DiscussãoO linfoma não-Hodgkin (LNH) primário de SNC corresponde a menos de 1% de todos os casos LNH e usualmente são neoplasias agressivas e com prognóstico reservado. O linfoma de zona marginal extranodal de SNC é o linfoma de SNC de baixo grau mais comum e tem bom prognóstico. Devido à sua raridade não existem estudos para avaliar as diferentes opções de tratamento. Em 2017 Ayanambakkam, A et al. publicaram revisão de 70 relatos de caso de linfoma de zona marginal extra nodal de sistema nervoso central e compilaram dados que mostram predominância no sexo feminino e idade média ao diagnóstico de 55 anos. Assim como nossa paciente, a suspeita inicial mais comum após exame de imagem nesses casos foi de meningioma. Também descreveram sintomas iniciais variados, sendo os mais comuns dor de cabeça e crise convulsiva. Os tratamentos mais comuns nessa revisão foram radioterapia isolada, radioterapia associada à cirurgia e cirurgia isolada. Esquemas de QT também foram descritos, incluindo QT sistêmica e associação com QT intratecal. O MTX em alta dose foi escolhido em nosso serviço, mas embora o caso tenha sido discutido em equipe, por tratar-se de caso muito raro, não houve consenso quanto ao tratamento inicial. Além disso, observamos que a paciente realizou o primeiro exame de imagem em junho/21 e somente iniciou acompanhamento com equipe de hematologia em janeiro/22.
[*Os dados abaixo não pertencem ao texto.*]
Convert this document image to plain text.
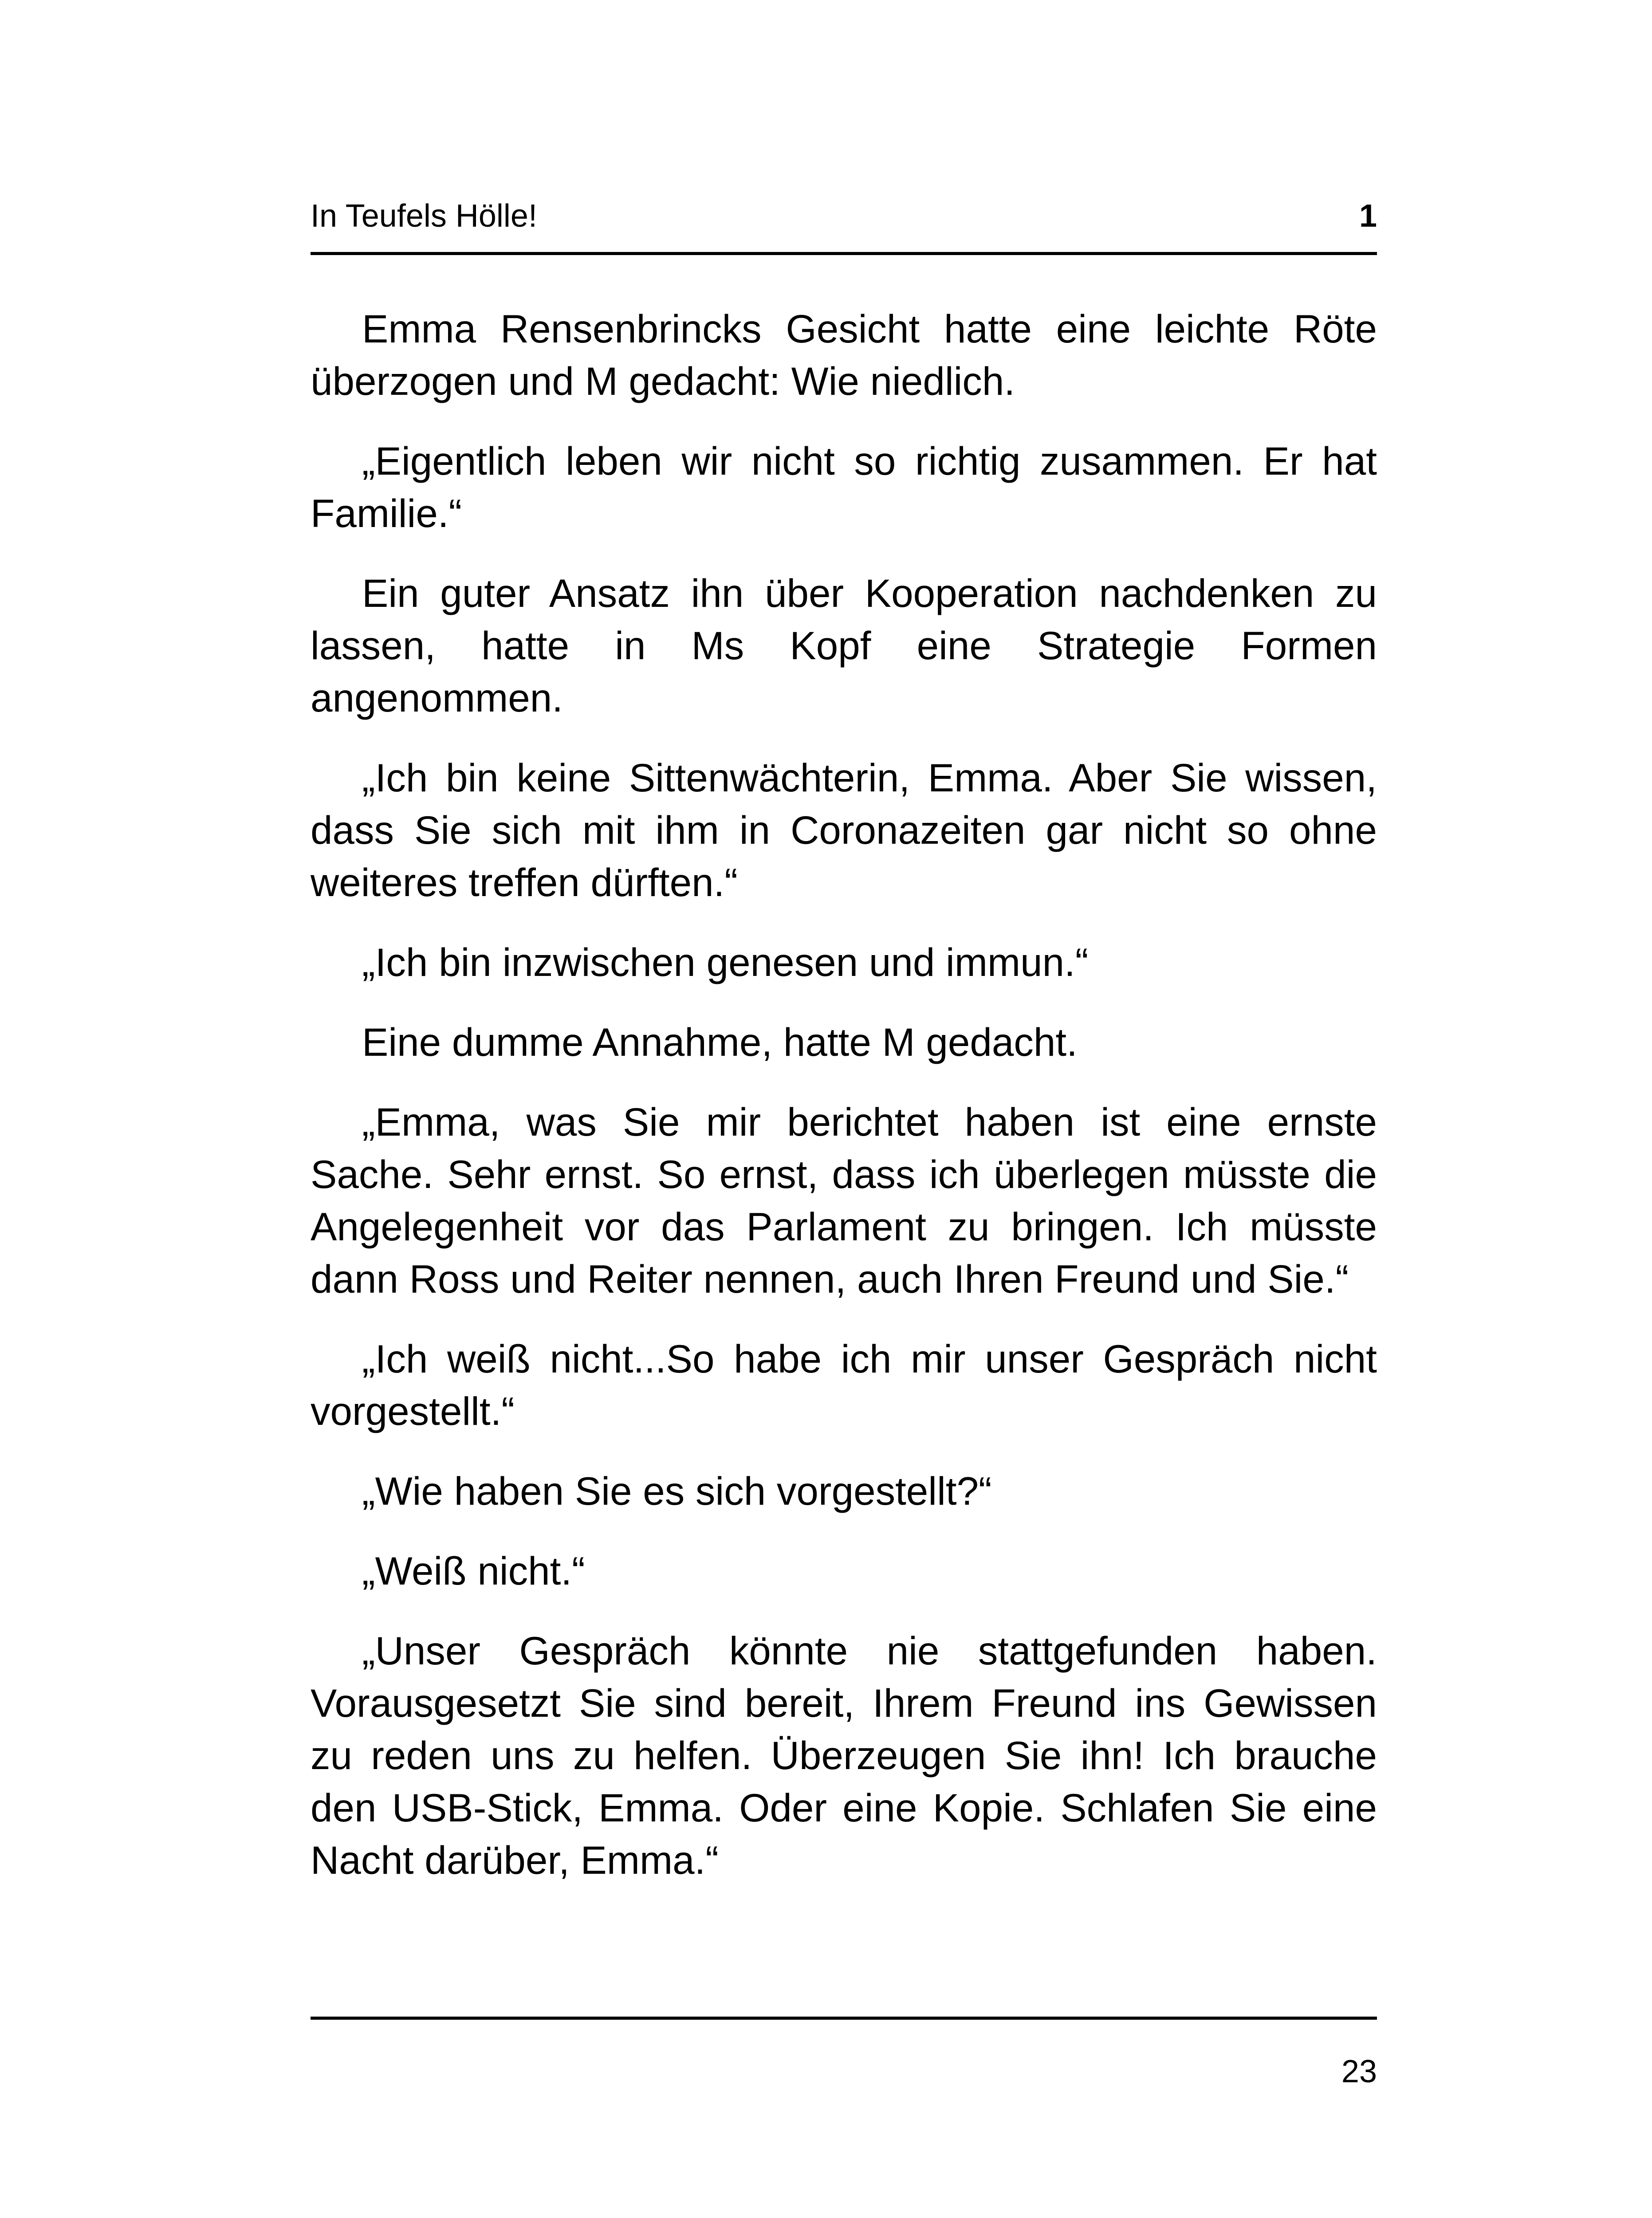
In Teufels Hölle!	1

Emma Rensenbrincks Gesicht hatte eine leichte Röte überzogen und M gedacht: Wie niedlich.

„Eigentlich leben wir nicht so richtig zusammen. Er hat Familie.“

Ein guter Ansatz ihn über Kooperation nachdenken zu lassen, hatte in Ms Kopf eine Strategie Formen angenommen.

„Ich bin keine Sittenwächterin, Emma. Aber Sie wissen, dass Sie sich mit ihm in Coronazeiten gar nicht so ohne weiteres treffen dürften.“

„Ich bin inzwischen genesen und immun.“

Eine dumme Annahme, hatte M gedacht.

„Emma, was Sie mir berichtet haben ist eine ernste Sache. Sehr ernst. So ernst, dass ich überlegen müsste die Angelegenheit vor das Parlament zu bringen. Ich müsste dann Ross und Reiter nennen, auch Ihren Freund und Sie.“

„Ich weiß nicht...So habe ich mir unser Gespräch nicht vorgestellt.“

„Wie haben Sie es sich vorgestellt?“

„Weiß nicht.“

„Unser Gespräch könnte nie stattgefunden haben. Vorausgesetzt Sie sind bereit, Ihrem Freund ins Gewissen zu reden uns zu helfen. Überzeugen Sie ihn! Ich brauche den USB-Stick, Emma. Oder eine Kopie. Schlafen Sie eine Nacht darüber, Emma.“

23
ConclusãoO linfoma de zona marginal extranodal de sistema nervoso central é uma entidade rara cujo manejo apresenta dificuldades pela falta de estudos disponíveis. O bom prognóstico independente da modalidade de tratamento possibilita abordagens iniciais menos agressivas e com menor perfil de toxicidade. As dificuldades de acesso e infra-estrutura do Sistema Único de Saúde por vezes dificultam a tomada de decisões, pois acarretam em dificuldades de diagnóstico e seguimento.